Gardening in Small Spaces – 20 March 2019, The Gage Gallery, Sheffield

***** I love checking out a new venue and when it is the location for 12 plays in one night by one of our favourite student companies all the better.

Gardening in Small Spaces, written by Jack Hewitt, Dan Galvin, Paul Howe, Helena Langfield, Lana Pitcher, Danny Stones and Kathryn Norton, is a series of 12 vignettes all set in an apparently ordinary garden, performed by Jack Cadman, Charlotte Schofield, Lucy Bytheway, George Shipton, Eleanor Wright, Kate Alhadeff, Jake Bastable and Kate Phillips. The 12 short plays are structured around the cycle of the four seasons, with each being self-contained and unconnected to the others, including monologues, comedies, dramas, a musical and a dance.

Wonderfully written and performed throughout, with not a weak piece amongst the dozen, Gardening in Small Spaces provided an excellent showcase for all involved and should be seen by anyone who can help move them forward in their professional performing careers as well as all who want to witness the superb talent, skill and range of some of Sheffield’s very best up and coming writers, actors and dancers.

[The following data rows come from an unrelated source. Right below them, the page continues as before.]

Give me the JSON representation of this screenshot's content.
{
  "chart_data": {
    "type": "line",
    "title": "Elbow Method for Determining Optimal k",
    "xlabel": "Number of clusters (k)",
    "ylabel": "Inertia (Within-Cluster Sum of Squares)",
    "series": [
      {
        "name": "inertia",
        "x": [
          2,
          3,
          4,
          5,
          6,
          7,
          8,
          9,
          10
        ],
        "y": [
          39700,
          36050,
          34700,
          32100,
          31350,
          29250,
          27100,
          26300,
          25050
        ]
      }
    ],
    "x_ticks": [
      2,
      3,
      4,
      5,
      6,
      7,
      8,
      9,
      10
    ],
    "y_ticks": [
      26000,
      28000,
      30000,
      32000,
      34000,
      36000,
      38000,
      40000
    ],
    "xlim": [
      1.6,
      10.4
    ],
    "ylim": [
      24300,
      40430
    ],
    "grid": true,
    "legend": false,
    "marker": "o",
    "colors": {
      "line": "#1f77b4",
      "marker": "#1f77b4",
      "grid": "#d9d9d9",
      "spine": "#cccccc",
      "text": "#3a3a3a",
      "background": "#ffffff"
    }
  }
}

I must especially praise the writing of Jack Hewitt, whose words brought to life genuine human characters, with respect, honesty, truth and natural passion, comedy and chemistry, with The Stork, as an expectant mother myself, especially capturing the chemistry between potentially expecting parents and the comedy and emotion of waiting to discover if you are expecting and the baby naming debate. Jack also provided for me the best play of the night in the passionate, almost Fleabag-like monologue The Magpie, which both in its writing and performance Phoebe Waller-Bridge would be proud of and that will never leave you thinking about park benches or your liver in the same way again.

Others of the 12 plays that I truly loved were The Panel by Helena Langfield presenting a hilarious parody of BBC gardening programmes that had the entire audience in stitches throughout and would not have been out of place on Not The 9 O’ Clock News; Danny Stone’s The Rook, which provided the other outstanding monologue of the night with the actor truly bringing the attitude, spirit and body language of the Ray Winston, East End gangster like bird to life and even as someone with a phobia of birds gave me an entirely new insight into the feathered creatures; and Kathryn Norton’s The Statue, which was hauntingly classic yet harrowingly contemporary as a candlelit adult fairytale, that I can see easily and successfully being extended into a novel or full length production of its own.

Gardening in Small Spaces will be performed at The Gage Gallery until Saturday 23 March at 7.30pm. Tickets are £6 in advance and £7 on the door. To book visit www.sutco.org/tickets.

The award winning SUTCo perform four shows a semester. Their final show of this semester is Anatomy of Gray from 1 to 4 May at Sheffield University Drama Studio. For further information and to book visit www.sutco.org.

Please note that this production includes strong language, death, mental health, references to abortion, drug use, animal cruelty and sexual abuse.

P.S. I recommend arriving at this performance early to get a seat near the front to get the best view of the performances and bringing a coat or jumper with you as the venue has not been affected by the warm March weather.